Leitsatz
- Dieselbe Instanz eines Strafverfahrens verkörpert gebührenrechtlich dieselbe Angelegenheit, mögen ihr auch unterschiedliche prozessuale Taten und damit Verfahrensgegenstände zugrunde liegen. Entsprechendes gilt regelmäßig für die Tätigkeit des Verteidigers in dem zivilrechtlich geprägten Adhäsionsverfahren, das einen "aus der Straftat" erwachsenen Anspruch betrifft und aus prozessökonomischen Gründen als Annex an das Strafverfahren angegliedert ist, weshalb auch insoweit lediglich eine gebührenrechtliche Angelegenheit vorliegt.
- Es kommt i.d.R. nicht darauf an, wie viele Adhäsionskläger im Adhäsionsverfahren auftreten und wie viele Ansprüche insoweit erhoben werden.
- Es bleibt offen, ob ein Rechtsanwalt im Einzelfall in mehreren Angelegenheiten tätig wird, wenn er von mehreren Adhäsionsklägern jeweils aufgrund eines eigenständigen Lebenssachverhalts mit der Durchsetzung ihrer jeweiligen vermögensrechtlichen Ansprüche gegen die Angeklagten beauftragt und ihnen zu diesem Zweck vom Gericht beigeordnet worden ist.
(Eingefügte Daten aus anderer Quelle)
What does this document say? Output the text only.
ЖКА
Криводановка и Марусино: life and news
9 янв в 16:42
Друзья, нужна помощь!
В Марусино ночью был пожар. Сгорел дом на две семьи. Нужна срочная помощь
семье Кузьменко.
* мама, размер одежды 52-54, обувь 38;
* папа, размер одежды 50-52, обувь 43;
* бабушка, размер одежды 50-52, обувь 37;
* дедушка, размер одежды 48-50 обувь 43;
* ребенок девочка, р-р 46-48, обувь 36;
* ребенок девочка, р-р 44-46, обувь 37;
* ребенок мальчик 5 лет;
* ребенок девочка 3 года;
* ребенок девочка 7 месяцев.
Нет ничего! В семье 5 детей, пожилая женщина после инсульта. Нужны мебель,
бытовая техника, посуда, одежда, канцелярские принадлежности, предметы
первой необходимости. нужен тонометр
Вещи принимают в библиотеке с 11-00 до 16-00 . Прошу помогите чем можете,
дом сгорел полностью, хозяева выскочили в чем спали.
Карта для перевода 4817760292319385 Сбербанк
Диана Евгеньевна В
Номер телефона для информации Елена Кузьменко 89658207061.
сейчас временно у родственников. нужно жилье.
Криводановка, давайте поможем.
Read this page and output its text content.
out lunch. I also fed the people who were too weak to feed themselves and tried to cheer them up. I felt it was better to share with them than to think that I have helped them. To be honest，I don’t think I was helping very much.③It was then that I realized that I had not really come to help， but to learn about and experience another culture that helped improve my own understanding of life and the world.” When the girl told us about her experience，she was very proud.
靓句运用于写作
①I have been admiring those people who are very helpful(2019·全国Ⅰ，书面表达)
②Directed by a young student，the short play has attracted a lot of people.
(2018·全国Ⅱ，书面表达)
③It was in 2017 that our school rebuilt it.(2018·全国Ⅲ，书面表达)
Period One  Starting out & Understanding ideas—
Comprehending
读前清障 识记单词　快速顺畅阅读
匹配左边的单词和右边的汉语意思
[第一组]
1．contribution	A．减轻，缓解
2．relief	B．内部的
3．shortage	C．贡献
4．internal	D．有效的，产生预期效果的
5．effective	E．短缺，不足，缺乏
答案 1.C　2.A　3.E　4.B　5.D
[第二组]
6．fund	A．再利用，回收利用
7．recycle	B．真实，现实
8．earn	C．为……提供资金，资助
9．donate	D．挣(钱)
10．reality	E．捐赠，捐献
OLG Düsseldorf, Beschl. v. 12.12.2013 – 1 Ws 416/13
1 Sachverhalt
Die Beschwerdeführerin ist dem Angeklagten in dem zugrunde liegenden Strafverfahren vor der Jugendkammer des LG Düsseldorf als Pflichtverteidigerin bestellt worden. Die Jugendkammer hat überdies durch gesonderten Beschluss klargestellt, dass sich die Bestellung als Pflichtverteidigerin auch auf das Adhäsionsverfahren erstreckt. Im Rahmen des Adhäsionsverfahrens, das von den Nebenklägerinnen I.S. und L.S. betrieben worden ist, hat die Jugendkammer den Angeklagten dazu verurteilt, an die Nebenklägerinnen jeweils einen Betrag in Höhe von 25.000,00 EUR zu zahlen. Die Pflichtverteidigerin hat vor diesem Hintergrund beantragt, zu ihren Gunsten die folgende Vergütung festzusetzen:
Adhäsionsverfahren I
Verfahrensgebühr (Streitwert: 25.000,00 EUR), Nr. 4143 VV |
636,00 EUR |
Auslagenpauschale, Nr. 7002 VV |
20,00 EUR |
Umsatzsteuer, Nr. 7008 VV |
124,64 EUR |
Adhäsionsverfahren II
Verfahrensgebühr (Streitwert: 25.000,00 EUR), Nr. 4143 VV |
636,00 EUR |
Auslagenpauschale, Nr. 7002 VV |
20,00 EUR |
Umsatzsteuer, Nr. 7008 VV |
124,64 EUR |
Summe |
2.732,66 EUR |
Der Urkundsbeamte des LG hat demgegenüber festgesetzt:
Beide Adhäsionsverfahren
Verfahrensgebühr (Streitwert: 50.000,00 EUR), Nr. 4143 VV |
782,00 EUR |
Umsatzsteuer, Nr. 7008 VV |
148,58 EUR |
Summe |
2.101,96 EUR |
Die daraufhin eingelegte Erinnerung der Pflichtverteidigerin, der der Urkundsbeamte nicht abgeholfen hat, ist von dem Einzelrichter der Jugendkammer als unbegründet verworfen worden.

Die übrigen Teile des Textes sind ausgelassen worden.